Aurélie Filippetti veut réformer la chronologie des médias. La ministre de la Culture souhaite ainsi raccourcir le délai existant entre la sortie au cinéma d'un film et sa mise à disposition sur les services de vidéos à la demande (VOD), comme elle l'a expliqué dans une interview au Figaro (article payant). "L'objectif général est qu'après la salle, le public puisse accéder plus rapidement et légalement aux oeuvres. Je propose donc d'avancer de deux mois la disponibilité des films à la télévision et, pour la vidéo à la demande par abonnement, de ramener le délai après la sortie en salle à 24 mois, contre 36 actuellement" a-t-elle expliqué.
La ministre de la Culture s'est toutefois empressée de préciser que cet aménagement ne devrait concerner que "les services qui participent au financement et à l'exposition des oeuvres françaises et européennes". Un clin d'oeil à peine dissimulé à Netflix, dont l'arrivée en France est attendue pour l'automne. Rappelons que l'entreprise américaine compte se lancer sur le marché français depuis un pays étranger afin de ne pas avoir à respecter les nombreuses obligations, notamment en matière de financement de la création, auxquelles sont soumis les acteurs français. "Depuis 2009, les pratiques et l'environnement concurrentiel ont considérablement évolué. Il est temps d'en tenir compte et de donner un nouvel élan à nos industries culturelles" a ainsi annoncé Aurélie Filippetti.
Alors que l'arrivée de la plate-forme vidéo américaine inquiète de nombreux acteurs français, le ministère de la Culture tente ainsi depuis plusieurs mois d'inventer de nouveaux dispositifs réglementaires pour favoriser les opérateurs hexagonaux. Aurélie Filippetti a ainsi indiqué être engagée "dans une stratégie de souveraineté culturelle et numérique de la France".
"L'objectif est de valoriser le 'made in France' culturel. Il faut promouvoir et développer l'excellence des acteurs hexagonaux dans le domaine de la vidéo à la demande. Il faut faciliter l'accès des internautes aux offres légales en travaillant sur leur visibilité et leur disponibilité. Dès la rentrée, je lancerai un appel à propositions pour un dispositif de référencement des sites de vidéos qui contribuent au soutien et à l'exposition de la création française et européenne" a annoncé la ministre, qui prévoit aussi de favoriser "toutes les coopérations possibles entre les opérateurs français de vidéos à la demande et de télévision". Aurélie Filippetti s'est aussi félicitée au passage que son principe d'un soutien automatique par le CNC à la VOD et SVOD ait été accepté récemment par les institutions européennes.

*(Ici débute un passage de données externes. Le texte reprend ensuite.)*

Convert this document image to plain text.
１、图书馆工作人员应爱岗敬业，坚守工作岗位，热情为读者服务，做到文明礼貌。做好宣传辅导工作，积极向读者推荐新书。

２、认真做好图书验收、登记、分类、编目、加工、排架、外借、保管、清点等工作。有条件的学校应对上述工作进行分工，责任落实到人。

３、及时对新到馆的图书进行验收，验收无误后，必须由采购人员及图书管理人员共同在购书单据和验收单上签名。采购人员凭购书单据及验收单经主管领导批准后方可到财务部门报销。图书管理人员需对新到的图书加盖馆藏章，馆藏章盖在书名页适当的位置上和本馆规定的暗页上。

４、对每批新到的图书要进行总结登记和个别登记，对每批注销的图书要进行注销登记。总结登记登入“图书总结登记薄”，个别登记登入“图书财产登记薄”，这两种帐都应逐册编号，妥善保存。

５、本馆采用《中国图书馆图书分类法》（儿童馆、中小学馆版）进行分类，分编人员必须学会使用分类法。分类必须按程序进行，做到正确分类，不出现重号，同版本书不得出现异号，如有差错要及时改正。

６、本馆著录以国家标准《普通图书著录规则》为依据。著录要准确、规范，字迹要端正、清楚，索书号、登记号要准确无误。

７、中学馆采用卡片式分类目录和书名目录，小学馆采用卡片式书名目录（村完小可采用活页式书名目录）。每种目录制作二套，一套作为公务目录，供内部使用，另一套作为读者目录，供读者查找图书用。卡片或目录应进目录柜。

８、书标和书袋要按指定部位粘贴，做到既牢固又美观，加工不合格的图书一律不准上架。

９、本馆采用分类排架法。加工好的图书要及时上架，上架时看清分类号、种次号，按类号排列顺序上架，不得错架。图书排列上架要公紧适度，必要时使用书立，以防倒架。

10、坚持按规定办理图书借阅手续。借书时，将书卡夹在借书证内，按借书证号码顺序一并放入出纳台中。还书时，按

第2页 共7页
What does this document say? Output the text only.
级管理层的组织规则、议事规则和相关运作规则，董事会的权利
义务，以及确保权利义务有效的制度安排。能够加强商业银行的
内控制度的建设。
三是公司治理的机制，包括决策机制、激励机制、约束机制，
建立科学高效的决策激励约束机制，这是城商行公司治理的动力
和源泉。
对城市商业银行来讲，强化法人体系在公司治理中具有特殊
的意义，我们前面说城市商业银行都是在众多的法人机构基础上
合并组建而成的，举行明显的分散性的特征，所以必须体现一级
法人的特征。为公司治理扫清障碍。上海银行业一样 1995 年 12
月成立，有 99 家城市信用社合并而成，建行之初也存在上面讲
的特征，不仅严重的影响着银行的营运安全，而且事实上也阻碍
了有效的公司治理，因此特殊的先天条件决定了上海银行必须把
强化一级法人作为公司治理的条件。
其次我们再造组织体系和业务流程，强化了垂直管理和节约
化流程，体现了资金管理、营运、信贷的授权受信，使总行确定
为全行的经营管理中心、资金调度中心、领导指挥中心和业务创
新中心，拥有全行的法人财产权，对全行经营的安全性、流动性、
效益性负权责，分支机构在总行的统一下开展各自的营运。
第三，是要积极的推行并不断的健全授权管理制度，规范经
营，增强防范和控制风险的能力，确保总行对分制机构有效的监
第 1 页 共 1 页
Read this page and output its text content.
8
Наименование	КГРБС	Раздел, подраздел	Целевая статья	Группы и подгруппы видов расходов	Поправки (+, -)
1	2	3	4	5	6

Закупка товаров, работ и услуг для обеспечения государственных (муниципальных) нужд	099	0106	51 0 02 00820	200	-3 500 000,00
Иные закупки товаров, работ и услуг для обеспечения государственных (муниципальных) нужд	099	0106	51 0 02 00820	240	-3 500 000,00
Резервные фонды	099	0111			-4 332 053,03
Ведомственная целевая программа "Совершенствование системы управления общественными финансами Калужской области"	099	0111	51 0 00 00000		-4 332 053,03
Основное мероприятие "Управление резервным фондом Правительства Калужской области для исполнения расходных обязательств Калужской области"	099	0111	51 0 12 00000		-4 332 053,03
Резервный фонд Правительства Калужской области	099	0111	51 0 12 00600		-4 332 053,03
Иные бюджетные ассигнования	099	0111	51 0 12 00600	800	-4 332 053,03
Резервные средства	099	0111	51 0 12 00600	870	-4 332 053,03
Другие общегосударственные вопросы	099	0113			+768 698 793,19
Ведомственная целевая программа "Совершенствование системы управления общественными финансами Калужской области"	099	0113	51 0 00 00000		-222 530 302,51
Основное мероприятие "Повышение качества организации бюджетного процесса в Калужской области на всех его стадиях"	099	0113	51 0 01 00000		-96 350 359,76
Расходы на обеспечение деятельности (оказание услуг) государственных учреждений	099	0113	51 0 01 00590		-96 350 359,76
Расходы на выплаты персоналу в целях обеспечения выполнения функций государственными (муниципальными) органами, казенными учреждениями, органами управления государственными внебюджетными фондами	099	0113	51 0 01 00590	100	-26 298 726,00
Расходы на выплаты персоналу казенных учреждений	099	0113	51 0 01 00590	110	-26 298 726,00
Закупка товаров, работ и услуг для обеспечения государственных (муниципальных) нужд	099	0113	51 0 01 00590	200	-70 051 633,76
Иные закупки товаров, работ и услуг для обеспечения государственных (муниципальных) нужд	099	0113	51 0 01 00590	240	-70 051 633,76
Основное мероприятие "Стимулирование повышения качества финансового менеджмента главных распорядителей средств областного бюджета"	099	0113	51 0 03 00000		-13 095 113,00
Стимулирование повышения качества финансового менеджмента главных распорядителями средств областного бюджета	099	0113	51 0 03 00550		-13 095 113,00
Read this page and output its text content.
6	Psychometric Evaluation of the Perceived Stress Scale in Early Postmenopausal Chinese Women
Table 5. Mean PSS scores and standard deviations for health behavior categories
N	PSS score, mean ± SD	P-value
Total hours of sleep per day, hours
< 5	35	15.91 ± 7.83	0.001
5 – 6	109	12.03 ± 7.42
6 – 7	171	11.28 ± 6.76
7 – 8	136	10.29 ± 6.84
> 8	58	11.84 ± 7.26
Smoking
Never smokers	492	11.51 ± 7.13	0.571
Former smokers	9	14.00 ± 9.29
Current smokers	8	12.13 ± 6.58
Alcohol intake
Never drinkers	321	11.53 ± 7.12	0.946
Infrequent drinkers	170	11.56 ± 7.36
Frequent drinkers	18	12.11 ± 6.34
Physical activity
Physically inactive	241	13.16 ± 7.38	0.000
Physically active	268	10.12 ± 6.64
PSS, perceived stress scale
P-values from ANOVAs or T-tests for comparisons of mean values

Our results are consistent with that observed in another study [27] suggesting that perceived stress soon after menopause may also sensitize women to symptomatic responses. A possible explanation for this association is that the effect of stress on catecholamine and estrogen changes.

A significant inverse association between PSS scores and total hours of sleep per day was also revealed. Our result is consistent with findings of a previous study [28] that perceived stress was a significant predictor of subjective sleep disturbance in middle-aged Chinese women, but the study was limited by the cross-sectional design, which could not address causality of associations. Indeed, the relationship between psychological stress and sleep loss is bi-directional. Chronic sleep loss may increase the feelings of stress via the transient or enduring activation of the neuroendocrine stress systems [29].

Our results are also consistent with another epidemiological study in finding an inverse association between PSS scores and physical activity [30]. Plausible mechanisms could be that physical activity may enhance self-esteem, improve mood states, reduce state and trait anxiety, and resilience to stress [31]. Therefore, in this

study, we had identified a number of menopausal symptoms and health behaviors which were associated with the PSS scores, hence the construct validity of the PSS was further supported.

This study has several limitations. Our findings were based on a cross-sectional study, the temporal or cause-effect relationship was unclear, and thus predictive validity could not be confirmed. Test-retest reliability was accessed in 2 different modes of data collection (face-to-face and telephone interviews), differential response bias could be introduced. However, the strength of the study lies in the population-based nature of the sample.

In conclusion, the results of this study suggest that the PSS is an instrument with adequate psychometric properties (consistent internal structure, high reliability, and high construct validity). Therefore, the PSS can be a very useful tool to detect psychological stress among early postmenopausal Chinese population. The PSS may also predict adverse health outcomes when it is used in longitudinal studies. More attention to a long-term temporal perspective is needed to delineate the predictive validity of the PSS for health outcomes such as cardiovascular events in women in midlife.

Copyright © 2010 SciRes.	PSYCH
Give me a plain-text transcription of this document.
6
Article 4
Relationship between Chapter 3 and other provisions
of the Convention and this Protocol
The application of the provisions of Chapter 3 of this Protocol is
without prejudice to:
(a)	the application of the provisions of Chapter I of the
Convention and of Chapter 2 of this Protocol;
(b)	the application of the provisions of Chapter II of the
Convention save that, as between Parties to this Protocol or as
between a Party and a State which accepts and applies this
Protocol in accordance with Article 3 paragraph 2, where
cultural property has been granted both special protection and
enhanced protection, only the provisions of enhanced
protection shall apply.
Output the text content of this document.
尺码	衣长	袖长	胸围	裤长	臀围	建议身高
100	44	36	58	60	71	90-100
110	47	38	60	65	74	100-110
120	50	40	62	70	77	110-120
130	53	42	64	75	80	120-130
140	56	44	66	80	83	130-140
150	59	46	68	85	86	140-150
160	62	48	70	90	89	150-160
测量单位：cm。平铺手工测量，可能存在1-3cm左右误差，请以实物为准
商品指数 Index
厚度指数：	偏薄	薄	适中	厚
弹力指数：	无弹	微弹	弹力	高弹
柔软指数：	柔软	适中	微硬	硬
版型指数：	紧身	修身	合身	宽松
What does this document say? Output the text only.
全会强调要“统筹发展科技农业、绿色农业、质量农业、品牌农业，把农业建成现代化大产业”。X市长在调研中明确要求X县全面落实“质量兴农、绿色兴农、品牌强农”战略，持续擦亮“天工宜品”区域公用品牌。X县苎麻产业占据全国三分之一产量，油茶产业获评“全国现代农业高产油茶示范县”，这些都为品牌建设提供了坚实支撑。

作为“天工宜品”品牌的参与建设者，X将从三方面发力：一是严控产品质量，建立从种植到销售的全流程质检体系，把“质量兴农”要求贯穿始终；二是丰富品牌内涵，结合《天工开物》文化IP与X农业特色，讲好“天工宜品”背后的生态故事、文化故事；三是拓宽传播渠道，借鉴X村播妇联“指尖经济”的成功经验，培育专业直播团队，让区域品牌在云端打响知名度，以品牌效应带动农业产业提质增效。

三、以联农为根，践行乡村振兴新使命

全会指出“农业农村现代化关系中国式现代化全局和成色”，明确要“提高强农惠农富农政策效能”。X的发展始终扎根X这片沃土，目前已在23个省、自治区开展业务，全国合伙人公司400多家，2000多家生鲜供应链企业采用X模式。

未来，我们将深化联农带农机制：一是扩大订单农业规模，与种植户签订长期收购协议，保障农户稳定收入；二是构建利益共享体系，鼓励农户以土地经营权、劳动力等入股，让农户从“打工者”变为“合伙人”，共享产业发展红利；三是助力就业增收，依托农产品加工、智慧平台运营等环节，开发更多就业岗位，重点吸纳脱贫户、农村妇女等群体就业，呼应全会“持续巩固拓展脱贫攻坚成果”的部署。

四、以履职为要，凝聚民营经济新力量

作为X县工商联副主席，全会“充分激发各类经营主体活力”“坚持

Autant de mesures qui ne déplairont sans doute pas à Canal+, qui prépare depuis plusieurs mois la bataille avec Netflix. Le groupe de Bertrand Méheut mise ainsi beaucoup sur sa propre plate-forme de VOD, Canalplay pour amortir le choc mais tente aussi, en parallèle, de mettre en avant dans le débat public de nouveaux dispositifs de protection des acteurs hexagonaux. Son directeur général, Rodolphe Belmer, a ainsi plaidé récemment par exemple pour une remise en question du principe de neutralité du net afin de protéger les acteurs français.
Une idée que semble partager le président du CSA, Olivier Schrameck, qui a affirmé récemment vouloir "en finir avec la conception absolutiste de la neutralité du Net". Avec les mesures de patriotisme économique qu'elle veut promouvoir, Aurélie Filippetti semble sur la même longueur d'ondes.